A fictional case in point is The Girl With a Dragon Tattoo by the late Swedish author Stieg Larsson, that features a Goth-style female hacker partnering a reporter to expose a corrupt businessman and eventually Sweden's security services. The hacker provides the data, the reporter publishes. It's a match made in heaven.
But there's nothing stranger than non-fiction, as the case of WikiLeaks appears to confirm. Julian Assange and his company of whistle blowers have uncovered the secrets of scientology, released information on nuclear accidents in Iran, a banking collapse in Iceland, published real rather than "embedded" news from the wars in Iraq and Afghanistan, and much more besides.
And now there is the small matter of 251,287 confidential diplomatic cables from 274 embassies. What I have enjoyed most about them so far is their banality. Who knew that Silvio Berlusconi, Vladimir Putin and Jean Claude Van Damme team up to attend mixed martial arts fights? Or that the two leaders are even more intimate in the sauna and just punch each in the arms out of mutual admiration?
Apparently, Kazakhstan's prime minister is a bit of a raver and enjoys dancing "animatedly" by himself at trendy nightclubs. American diplomats reckon Azerbaijan's first lady doesn't have a "full range of facial expression" after substantial cosmetic surgery. Muammar al-Gaddafi is inseparable from his big-breasted, blonde Ukrainian nurse; and the French president ran around his office chasing a dog that was chasing a rabbit when he met the US ambassador.

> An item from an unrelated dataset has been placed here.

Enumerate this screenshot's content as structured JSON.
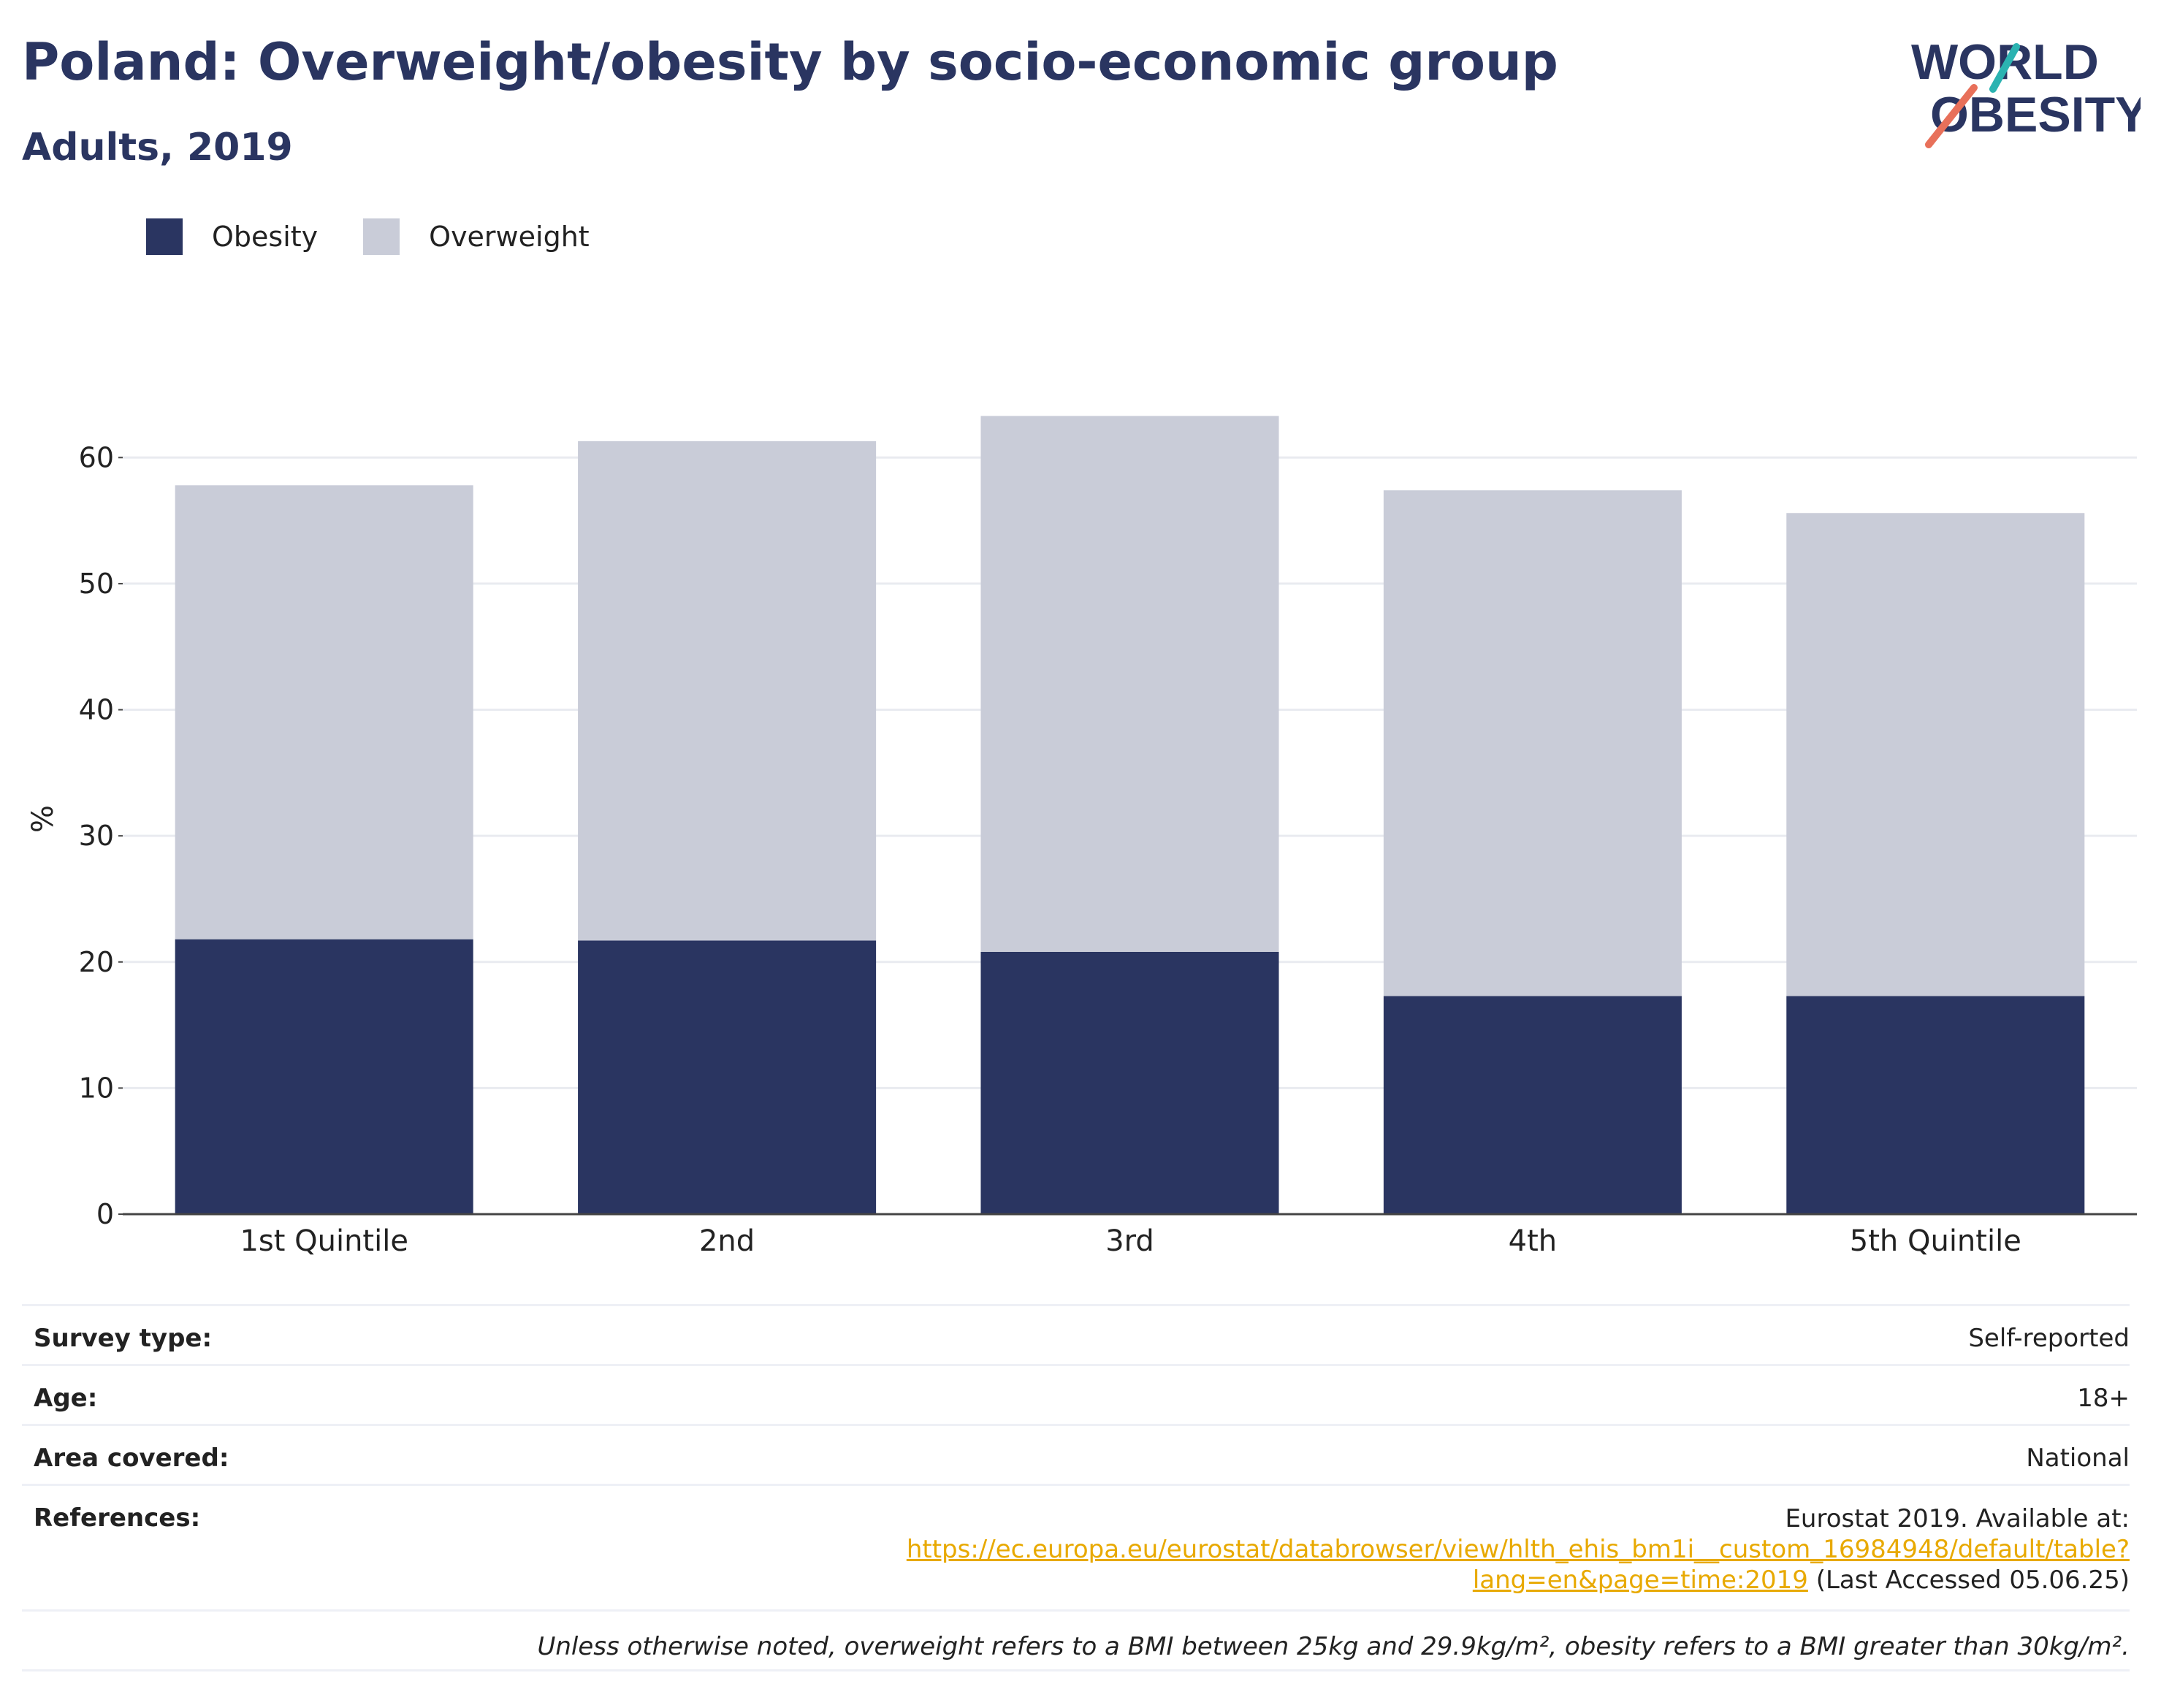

It's like a circus, gossip on steroids, TMZ with top secrets. But isn't it about time these leaders who inflate themselves to heroic proportions were brought down to size? Shown up to be emperors without clothes. If power entails responsibility, great power should involve greater scrutiny.
These WikiLeaks scoops were not served up by the world's major media outlets because they weren't doing their job, the news was too hot to handle, or because their owners are part of the establishment. The fact is old media is in bed with the very people it is supposed to be keeping its eye on. That's why the leaks are news and new media is setting the agenda.

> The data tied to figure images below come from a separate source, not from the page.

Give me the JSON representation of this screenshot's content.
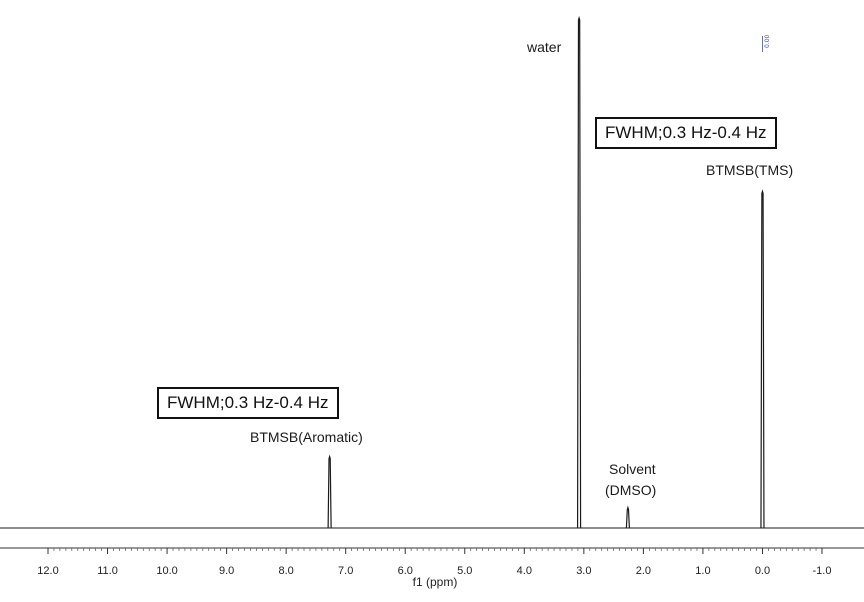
{
  "chart_data": {
    "type": "line",
    "xlabel": "f1 (ppm)",
    "xlim": [
      12.0,
      -1.0
    ],
    "x_reversed": true,
    "ticks": [
      "12.0",
      "11.0",
      "10.0",
      "9.0",
      "8.0",
      "7.0",
      "6.0",
      "5.0",
      "4.0",
      "3.0",
      "2.0",
      "1.0",
      "0.0",
      "-1.0"
    ],
    "tick_values": [
      12,
      11,
      10,
      9,
      8,
      7,
      6,
      5,
      4,
      3,
      2,
      1,
      0,
      -1
    ],
    "grid": false,
    "peaks": [
      {
        "x": 7.27,
        "height": 0.14,
        "label": "BTMSB(Aromatic)"
      },
      {
        "x": 3.08,
        "height": 1.0,
        "label": "water"
      },
      {
        "x": 2.26,
        "height": 0.04,
        "label": "Solvent (DMSO)"
      },
      {
        "x": 0.0,
        "height": 0.66,
        "label": "BTMSB(TMS)"
      }
    ],
    "annotations": [
      {
        "text": "FWHM;0.3 Hz-0.4 Hz",
        "near_peak": "BTMSB(Aromatic)"
      },
      {
        "text": "FWHM;0.3 Hz-0.4 Hz",
        "near_peak": "BTMSB(TMS)"
      }
    ],
    "integration_label": "0.00",
    "line_color": "#1a1a1a"
  },
  "labels": {
    "water": "water",
    "tms": "BTMSB(TMS)",
    "aromatic": "BTMSB(Aromatic)",
    "solvent_line1": "Solvent",
    "solvent_line2": "(DMSO)",
    "fwhm_right": "FWHM;0.3 Hz-0.4 Hz",
    "fwhm_left": "FWHM;0.3 Hz-0.4 Hz",
    "integration": "0.00"
  }
}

WikiLeaks is not the product of any one country, therefore it reveals the truth of all. According to the organization's website (when it's up) it was started by Chinese, Americans, Europeans, Australians and South Africans, journalists, mathematicians and start-up company technologists. It was founded as, and has become, a genuine organization without frontiers, or political allegiances. It has embarrassed all countries and their leaders equally.
The divine comedy of the situation is that those who shout loudest about freedom of the press, the Internet and expression are precisely the same people now trying their utmost to shut down WikiLeaks.

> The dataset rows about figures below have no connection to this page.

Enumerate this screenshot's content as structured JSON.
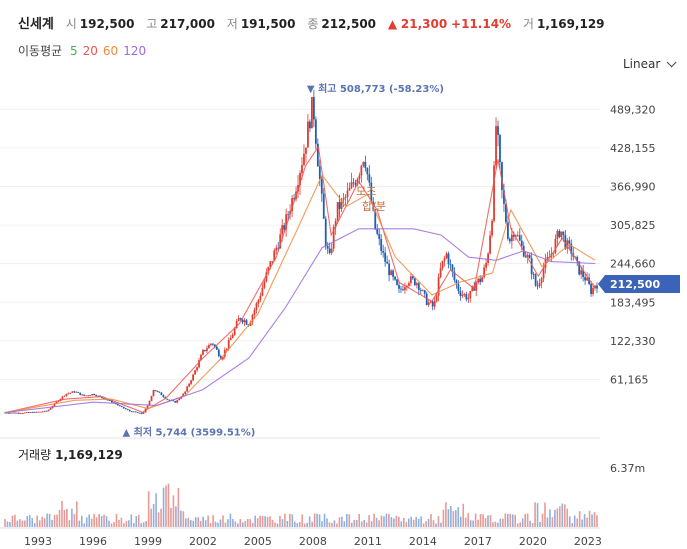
{
  "header": {
    "stock_name": "신세계",
    "open_label": "시",
    "open": "192,500",
    "high_label": "고",
    "high": "217,000",
    "low_label": "저",
    "low": "191,500",
    "close_label": "종",
    "close": "212,500",
    "change_arrow": "▲",
    "change": "21,300",
    "change_pct": "+11.14%",
    "volume_label": "거",
    "volume": "1,169,129"
  },
  "moving_average": {
    "label": "이동평균",
    "periods": [
      {
        "value": "5",
        "color": "#4caf50"
      },
      {
        "value": "20",
        "color": "#ef5350"
      },
      {
        "value": "60",
        "color": "#ef8a3c"
      },
      {
        "value": "120",
        "color": "#9c6ade"
      }
    ]
  },
  "scale_toggle": "Linear",
  "volume_panel": {
    "title": "거래량",
    "value": "1,169,129",
    "max_label": "6.37m"
  },
  "tooltip": {
    "text_line1": "모즈",
    "text_line2": "합/분"
  },
  "chart_data": {
    "type": "candlestick",
    "x_label_years": [
      "1993",
      "1996",
      "1999",
      "2002",
      "2005",
      "2008",
      "2011",
      "2014",
      "2017",
      "2020",
      "2023"
    ],
    "y_tick_labels": [
      "489,320",
      "428,155",
      "366,990",
      "305,825",
      "244,660",
      "183,495",
      "122,330",
      "61,165"
    ],
    "yaxis": {
      "min": 0,
      "max": 520000,
      "scale": "linear"
    },
    "current_price_label": "212,500",
    "current_price": 212500,
    "annotations": {
      "max": {
        "text": "최고 508,773 (-58.23%)",
        "value": 508773,
        "year": 2008.0,
        "arrow": "▼"
      },
      "min": {
        "text": "최저 5,744 (3599.51%)",
        "value": 5744,
        "year": 1998.7,
        "arrow": "▲"
      }
    },
    "colors": {
      "up": "#e03c31",
      "down": "#1e5fb3",
      "last_price_badge": "#3b63b8"
    },
    "price_series": {
      "name": "",
      "points": [
        [
          1991.2,
          8500
        ],
        [
          1992.0,
          8000
        ],
        [
          1992.8,
          9000
        ],
        [
          1993.5,
          11000
        ],
        [
          1994.0,
          25000
        ],
        [
          1994.5,
          38000
        ],
        [
          1995.0,
          42000
        ],
        [
          1995.5,
          35000
        ],
        [
          1996.0,
          38000
        ],
        [
          1996.5,
          32000
        ],
        [
          1997.0,
          26000
        ],
        [
          1997.5,
          18000
        ],
        [
          1998.0,
          11000
        ],
        [
          1998.7,
          6500
        ],
        [
          1999.0,
          20000
        ],
        [
          1999.3,
          45000
        ],
        [
          1999.7,
          38000
        ],
        [
          2000.0,
          30000
        ],
        [
          2000.5,
          25000
        ],
        [
          2001.0,
          40000
        ],
        [
          2001.5,
          70000
        ],
        [
          2002.0,
          105000
        ],
        [
          2002.5,
          120000
        ],
        [
          2003.0,
          95000
        ],
        [
          2003.5,
          125000
        ],
        [
          2004.0,
          160000
        ],
        [
          2004.5,
          150000
        ],
        [
          2005.0,
          185000
        ],
        [
          2005.5,
          230000
        ],
        [
          2006.0,
          270000
        ],
        [
          2006.5,
          310000
        ],
        [
          2007.0,
          360000
        ],
        [
          2007.5,
          420000
        ],
        [
          2007.8,
          470000
        ],
        [
          2008.0,
          500000
        ],
        [
          2008.3,
          400000
        ],
        [
          2008.7,
          280000
        ],
        [
          2008.9,
          250000
        ],
        [
          2009.3,
          330000
        ],
        [
          2009.7,
          345000
        ],
        [
          2010.0,
          360000
        ],
        [
          2010.5,
          390000
        ],
        [
          2010.8,
          420000
        ],
        [
          2011.0,
          380000
        ],
        [
          2011.4,
          300000
        ],
        [
          2011.8,
          260000
        ],
        [
          2012.2,
          230000
        ],
        [
          2012.7,
          200000
        ],
        [
          2013.2,
          220000
        ],
        [
          2013.7,
          215000
        ],
        [
          2014.2,
          185000
        ],
        [
          2014.6,
          175000
        ],
        [
          2015.0,
          240000
        ],
        [
          2015.3,
          260000
        ],
        [
          2015.7,
          220000
        ],
        [
          2016.0,
          200000
        ],
        [
          2016.5,
          190000
        ],
        [
          2016.9,
          215000
        ],
        [
          2017.2,
          220000
        ],
        [
          2017.5,
          250000
        ],
        [
          2017.8,
          330000
        ],
        [
          2018.0,
          470000
        ],
        [
          2018.3,
          360000
        ],
        [
          2018.7,
          280000
        ],
        [
          2019.0,
          300000
        ],
        [
          2019.4,
          270000
        ],
        [
          2019.8,
          250000
        ],
        [
          2020.2,
          205000
        ],
        [
          2020.6,
          240000
        ],
        [
          2021.0,
          260000
        ],
        [
          2021.5,
          300000
        ],
        [
          2021.8,
          275000
        ],
        [
          2022.1,
          265000
        ],
        [
          2022.5,
          235000
        ],
        [
          2022.9,
          220000
        ],
        [
          2023.2,
          200000
        ],
        [
          2023.4,
          212500
        ]
      ]
    },
    "moving_average_series": [
      {
        "period": "20",
        "points": [
          [
            1991.2,
            8500
          ],
          [
            1994.5,
            30000
          ],
          [
            1996.5,
            34000
          ],
          [
            1998.7,
            9000
          ],
          [
            2000.0,
            32000
          ],
          [
            2002.0,
            95000
          ],
          [
            2004.0,
            150000
          ],
          [
            2006.0,
            255000
          ],
          [
            2007.6,
            400000
          ],
          [
            2008.3,
            430000
          ],
          [
            2009.0,
            290000
          ],
          [
            2010.5,
            375000
          ],
          [
            2011.5,
            330000
          ],
          [
            2012.7,
            215000
          ],
          [
            2014.5,
            185000
          ],
          [
            2015.5,
            235000
          ],
          [
            2016.8,
            205000
          ],
          [
            2018.1,
            410000
          ],
          [
            2018.8,
            300000
          ],
          [
            2020.3,
            225000
          ],
          [
            2021.6,
            285000
          ],
          [
            2023.4,
            205000
          ]
        ]
      },
      {
        "period": "60",
        "points": [
          [
            1991.2,
            8500
          ],
          [
            1995.0,
            28000
          ],
          [
            1997.0,
            30000
          ],
          [
            1999.0,
            15000
          ],
          [
            2001.0,
            35000
          ],
          [
            2003.0,
            95000
          ],
          [
            2005.0,
            165000
          ],
          [
            2007.0,
            290000
          ],
          [
            2008.5,
            385000
          ],
          [
            2009.8,
            335000
          ],
          [
            2011.0,
            355000
          ],
          [
            2012.5,
            255000
          ],
          [
            2014.5,
            195000
          ],
          [
            2016.0,
            215000
          ],
          [
            2017.8,
            230000
          ],
          [
            2018.8,
            330000
          ],
          [
            2020.5,
            240000
          ],
          [
            2022.0,
            275000
          ],
          [
            2023.4,
            250000
          ]
        ]
      },
      {
        "period": "120",
        "points": [
          [
            1991.2,
            8500
          ],
          [
            1996.0,
            25000
          ],
          [
            1999.5,
            20000
          ],
          [
            2002.0,
            45000
          ],
          [
            2004.5,
            95000
          ],
          [
            2006.5,
            175000
          ],
          [
            2008.5,
            270000
          ],
          [
            2010.5,
            300000
          ],
          [
            2012.0,
            300000
          ],
          [
            2013.5,
            300000
          ],
          [
            2015.0,
            290000
          ],
          [
            2016.5,
            255000
          ],
          [
            2018.0,
            250000
          ],
          [
            2019.5,
            265000
          ],
          [
            2021.0,
            248000
          ],
          [
            2023.4,
            245000
          ]
        ]
      }
    ]
  }
}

This includes hack attacks on the site by US government agencies and denial of hosting services through Amazon, in addition to targeting the organization's funding and leadership, and setting up a secret grand jury. The prominent Republican, Mike Huckabee suggested "anything less than execution (for Assange) is too kind a penalty".
China and other countries block access to the WikiLeaks website, but this looks like small potatoes in comparison. It will be difficult for the US and its "coalition partners" with their WikiLeaks witch hunt to take the moral high ground on freedom of speech after this.